Bill Belichick Explained How Being Fired By Lou Holtz Actually Helped His Career

We get ti read a lot about Patriots head coach Bill Belichick and his professional career.

Before being a Super Bowl winner with the New England Patriots and before becoming an established coach in the league, Bill Belichick was actually a college graduate, and his future was more like a mystery.

In Friday’s press conference, the head coach talked about the first job he got after being a graduate in 1975.

“When I was in college, I was going to go with Coach [Lou] Holtz to North Carolina State to be a graduate assistant down there. They hired me, then he fired me, and I ended up at Baltimore with Coach Marchibroda,” Belichick said.

“Holtz later reported that the opening he’d reserved for Bill was closed by new budget realities under Title IX legislation that mandated increased funding for women’s sports,” Ian O’Connor explained in his Belichick biography.
The Patriots head coach ended up in Baltimore with Marchibroda.

“Things worked out, but I guess that was kind of the point, in college where I saw that as furthering my — you know, didn’t really have the money to go to graduate school, but the combination of the graduate assistantship and all that looked like a good route to take.
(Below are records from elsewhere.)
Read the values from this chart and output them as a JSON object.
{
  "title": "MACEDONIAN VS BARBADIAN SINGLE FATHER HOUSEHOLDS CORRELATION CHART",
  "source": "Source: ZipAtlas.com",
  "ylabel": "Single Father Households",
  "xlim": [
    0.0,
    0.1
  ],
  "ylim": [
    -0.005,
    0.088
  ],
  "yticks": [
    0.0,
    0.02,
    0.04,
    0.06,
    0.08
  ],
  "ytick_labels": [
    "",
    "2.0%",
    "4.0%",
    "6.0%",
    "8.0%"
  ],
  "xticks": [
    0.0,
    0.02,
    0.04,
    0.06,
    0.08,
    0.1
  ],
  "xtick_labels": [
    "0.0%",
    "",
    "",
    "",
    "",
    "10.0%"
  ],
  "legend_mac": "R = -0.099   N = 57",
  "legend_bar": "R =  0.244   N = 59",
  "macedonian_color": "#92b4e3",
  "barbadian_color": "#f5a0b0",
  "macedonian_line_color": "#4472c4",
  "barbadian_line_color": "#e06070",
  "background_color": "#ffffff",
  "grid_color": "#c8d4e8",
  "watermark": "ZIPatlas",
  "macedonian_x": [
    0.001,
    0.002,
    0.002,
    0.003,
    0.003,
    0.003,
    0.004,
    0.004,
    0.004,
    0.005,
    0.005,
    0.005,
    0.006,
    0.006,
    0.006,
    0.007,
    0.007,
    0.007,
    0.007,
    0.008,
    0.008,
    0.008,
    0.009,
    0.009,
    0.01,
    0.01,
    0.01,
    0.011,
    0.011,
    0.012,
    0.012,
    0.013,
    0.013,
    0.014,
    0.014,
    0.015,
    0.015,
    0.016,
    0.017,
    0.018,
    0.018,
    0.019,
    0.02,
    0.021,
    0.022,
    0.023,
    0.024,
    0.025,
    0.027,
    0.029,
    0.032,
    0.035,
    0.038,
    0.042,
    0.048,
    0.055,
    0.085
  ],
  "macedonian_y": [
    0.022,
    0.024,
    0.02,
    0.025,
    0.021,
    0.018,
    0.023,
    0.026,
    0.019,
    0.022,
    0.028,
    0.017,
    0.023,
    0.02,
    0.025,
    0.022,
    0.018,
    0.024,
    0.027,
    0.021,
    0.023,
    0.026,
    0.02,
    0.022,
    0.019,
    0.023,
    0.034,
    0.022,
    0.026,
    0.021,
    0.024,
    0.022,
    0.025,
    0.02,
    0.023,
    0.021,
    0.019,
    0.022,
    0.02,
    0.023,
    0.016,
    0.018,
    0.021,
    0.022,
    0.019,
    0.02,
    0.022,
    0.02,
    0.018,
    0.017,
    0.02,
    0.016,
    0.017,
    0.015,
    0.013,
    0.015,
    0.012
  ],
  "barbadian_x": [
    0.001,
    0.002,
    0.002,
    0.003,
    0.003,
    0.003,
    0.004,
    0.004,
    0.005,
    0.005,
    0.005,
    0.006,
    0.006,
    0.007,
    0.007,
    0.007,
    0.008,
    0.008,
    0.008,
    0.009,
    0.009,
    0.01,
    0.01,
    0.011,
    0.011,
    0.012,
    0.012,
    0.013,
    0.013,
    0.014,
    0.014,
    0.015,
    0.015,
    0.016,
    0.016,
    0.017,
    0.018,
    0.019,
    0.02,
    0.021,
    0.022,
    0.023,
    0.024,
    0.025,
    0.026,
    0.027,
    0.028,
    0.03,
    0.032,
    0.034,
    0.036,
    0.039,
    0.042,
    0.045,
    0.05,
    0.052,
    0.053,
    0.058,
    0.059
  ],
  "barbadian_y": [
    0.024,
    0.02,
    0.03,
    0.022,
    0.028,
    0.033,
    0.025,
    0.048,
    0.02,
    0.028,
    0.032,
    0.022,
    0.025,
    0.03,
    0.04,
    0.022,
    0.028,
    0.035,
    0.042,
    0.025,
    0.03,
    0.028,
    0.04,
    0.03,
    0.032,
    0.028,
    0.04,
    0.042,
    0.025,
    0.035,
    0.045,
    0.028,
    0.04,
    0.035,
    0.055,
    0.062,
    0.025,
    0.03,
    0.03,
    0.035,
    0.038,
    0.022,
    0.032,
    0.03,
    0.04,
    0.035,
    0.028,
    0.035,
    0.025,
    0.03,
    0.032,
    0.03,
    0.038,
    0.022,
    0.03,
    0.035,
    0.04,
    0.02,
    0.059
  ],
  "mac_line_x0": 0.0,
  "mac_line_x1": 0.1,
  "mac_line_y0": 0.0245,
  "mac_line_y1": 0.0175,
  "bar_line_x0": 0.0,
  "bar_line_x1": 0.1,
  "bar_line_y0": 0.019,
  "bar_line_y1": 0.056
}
And so that’s kind of the track I was on and then ended up at Baltimore, for no money but for a great experience, which was worth way more than whatever they could have been paying me — which I wasn’t worth anything, so I wasn’t making anything,” Belichick said.

When asked to summarize the beginning of his professional career, Belichick said, “Sometimes it’s just the ball bounces your way, I guess,” the head coach said.

Today, Belichick is one of the greatest head coaches in the league. He is one of the reasons Patriots have won their Super Bowls.